In July 2025, the Board announced its decision to cease lending in its Vehicle Finance division and further, in December, announced the sale of the Consumer Vehicle Finance business. These were challenging decisions due to the impact on our employees. The Board considered the performance of the business, which had underperformed against management expectations and had been loss making. The underperformance had been compounded in recent years due to operational challenges, resulting in a high level of impairments within the business. This had materially impacted returns generated by the Group and increased volatility of performance.

The Board considered various potential options which could improve the returns generated, however, the Vehicle Finance business would have required significant time, growth in market share and further investment of capital to achieve profitability. Through the review it was identified that higher returns could be generated by investing capital in the Group's other business divisions.

The Board considered the impact on employees, customers and business partners together with shareholder's views and interests. Ultimately, the Board decided that the cessation of lending in Vehicle Finance and then its sale to LCM Partners' funds, best promoted the sustainable success of the Company in the long term and were in the best interests of shareholders. The Group undertook due diligence on LCM Partners to be confident of good outcomes for customers and no detriment in service.

The Board reviewed and agreed internal and external communication plans and the employee engagement process and emphasised the need to support employees throughout the process. The Board received information and updates on the support provided and feedback from employees during the consultation processes. The Board engaged directly with groups of employees in the Solihull office after the announcement was made.

### Directors Remuneration Policy

Every three years the Company is required to seek approval from shareholders, of its Directors Remuneration Policy and this approval is being sought at the 2026 AGM. Our Remuneration Policy is designed to promote the long-term sustainable success of the business, which is in the interests of all stakeholders.

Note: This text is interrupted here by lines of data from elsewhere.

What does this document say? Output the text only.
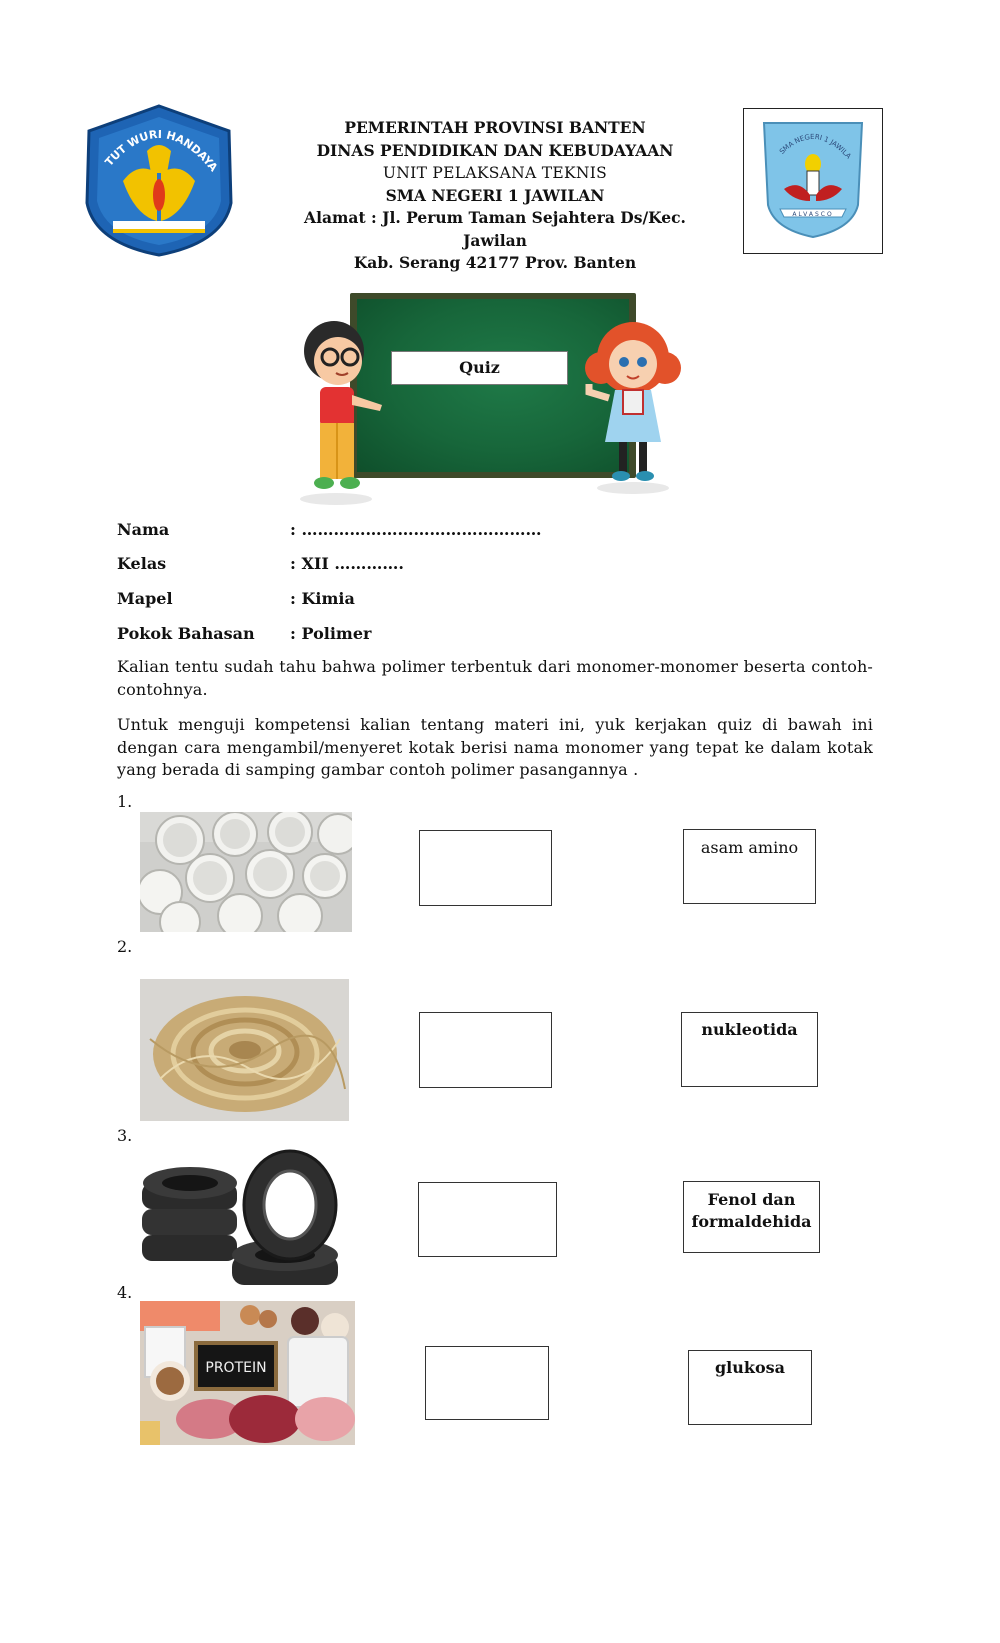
TUT WURI HANDAYA
PEMERINTAH PROVINSI BANTEN
DINAS PENDIDIKAN DAN KEBUDAYAAN
UNIT PELAKSANA TEKNIS
SMA NEGERI 1 JAWILAN
Alamat : Jl. Perum Taman Sejahtera Ds/Kec. Jawilan
Kab. Serang 42177 Prov. Banten
SMA NEGERI 1 JAWILA
ALVASCO
Quiz
Nama	: ………………………………………
Kelas	: XII ………….
Mapel	: Kimia
Pokok Bahasan : Polimer
Kalian tentu sudah tahu bahwa polimer terbentuk dari monomer-monomer beserta contoh-contohnya.
Untuk menguji kompetensi kalian tentang materi ini, yuk kerjakan quiz di bawah ini dengan cara mengambil/menyeret kotak berisi nama monomer yang tepat ke dalam kotak yang berada di samping gambar contoh polimer pasangannya .
1.
asam amino
2.
nukleotida
3.
Fenol dan formaldehida
4.
PROTEIN	glukosa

In developing the policy the Remuneration Committee considered:

- views of shareholders, employees and proxy advisers;
- the pay and policies in operation for all employees;
- that there was alignment with the Company's culture and values;
- the need to retain and incentivise the Executive Directors who are critical to the delivery of the Group's strategy and performance;
- that performance metrics were sufficiently challenging; and
- that variable remuneration would not reward excessive risk taking.

We engaged with major shareholders and proxy advisers to understand their views on our remuneration structures and proposed changes to them. There was broad support for our proposals. The Directors Remuneration Policy, which is recommended to shareholders for approval at the 2026 AGM, can be found on pages 116 to 127.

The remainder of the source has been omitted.